In 2019, the ITU introduced a new milestone-based “bring into use” approach in response to the rise of large mega-constellations, requiring operators to deploy 10% of their constellation within two years, and 50% within five years. This change was a direct reaction to the rapid increase in filings, in large part from SpaceX, which threatened to overwhelm the existing regulatory process.
However, SpaceX is not getting everything they want out of the ITU. Particularly when it comes to power limit discussions. What appears to be a highly technical discussion about so-called Equivalent Power Flux Density (EPFD) limits can be simplified as follows: The new market players, including SpaceX and Amazon want to change these limits, which they feel are overly restrictive, while the “incumbent” satellite operators generally want to keep things as they are, arguing that any changes could cause interference to their systems.
My understanding of the discussions is that they have been heated and that they are at a stalemate, with the incumbent operators refusing to accept any changes. It’s entirely in their right, of course, to defend technical conditions that they feel protect them.
But if SpaceX feels the technical justifications behind this are weak, I believe there is a risk that the company could decide to ignore the ITU’s regulations. It wouldn’t be the first time it had done so. SpaceX has been illegally operating its Starlink service in Iran for several years now. The ITU has repeatedly sided with Iran, labelling SpaceX’s action as a violation of international regulations.
To be clear, I believe SpaceX has a moral right to continue operating in Iran. Its service has been one of the only ways for citizens to bypass the internet shutdown and expose the brutal repression they have suffered in recent demonstrations.
Yet, I also believe that you can’t pick and choose which international rules to follow. At a time when the international order is less respected than ever, and the UN is increasingly ignored and sidelined, there is a risk that even the ITU’s authority could fall.
SpaceX has always preferred to play by its own rules. It often resolves issues by itself and acts before regulatory intervention becomes necessary. It has, for example, signed agreements with the National Science Foundation (NSF) to mitigate the impact of its Starlink satellites on radio astronomy, successfully pre-empting any regulation that could require them to do so. Now, with its Stargaze system, it has established its own method to prevent international collisions.

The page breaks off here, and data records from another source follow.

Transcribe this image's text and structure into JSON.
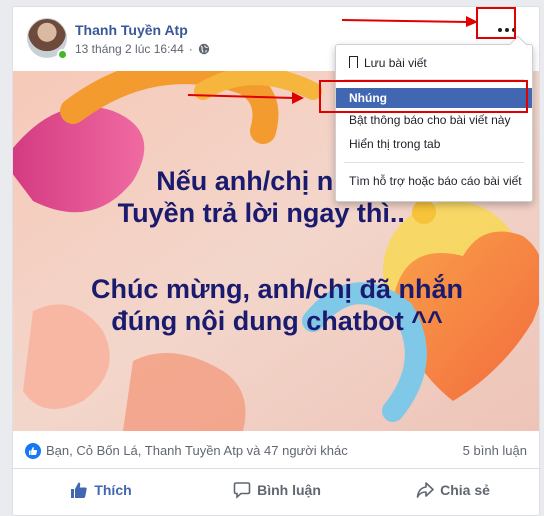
{
  "post": {
    "author": "Thanh Tuyền Atp",
    "timestamp": "13 tháng 2 lúc 16:44",
    "privacy_icon": "globe-icon",
    "text_lines": [
      "Nếu anh/chị nhắn t",
      "Tuyền trả lời ngay thì..",
      "Chúc mừng, anh/chị đã nhắn",
      "đúng nội dung chatbot ^^"
    ]
  },
  "menu": {
    "items": [
      {
        "label": "Lưu bài viết",
        "icon": "bookmark-icon"
      },
      {
        "label": "Nhúng",
        "active": true
      },
      {
        "label": "Bật thông báo cho bài viết này"
      },
      {
        "label": "Hiển thị trong tab"
      },
      {
        "label": "Tìm hỗ trợ hoặc báo cáo bài viết"
      }
    ]
  },
  "stats": {
    "reactors": "Bạn, Cỏ Bốn Lá, Thanh Tuyền Atp và 47 người khác",
    "comments": "5 bình luận"
  },
  "actions": {
    "like": "Thích",
    "comment": "Bình luận",
    "share": "Chia sẻ"
  },
  "colors": {
    "brand_blue": "#4267b2",
    "highlight_red": "#e00000",
    "post_text": "#1a1a6e"
  }
}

Are we heading towards a world where SpaceX becomes its own regulator? It would be deeply troubling if it decided to ignore the ITU’s rules. Doing so would undermine international cooperation, set dangerous precedents for other operators, and risk disrupting critical services worldwide. To avoid this outcome, ITU member states try to keep any discussions grounded in the technical reality and ensure a fair playing field for all.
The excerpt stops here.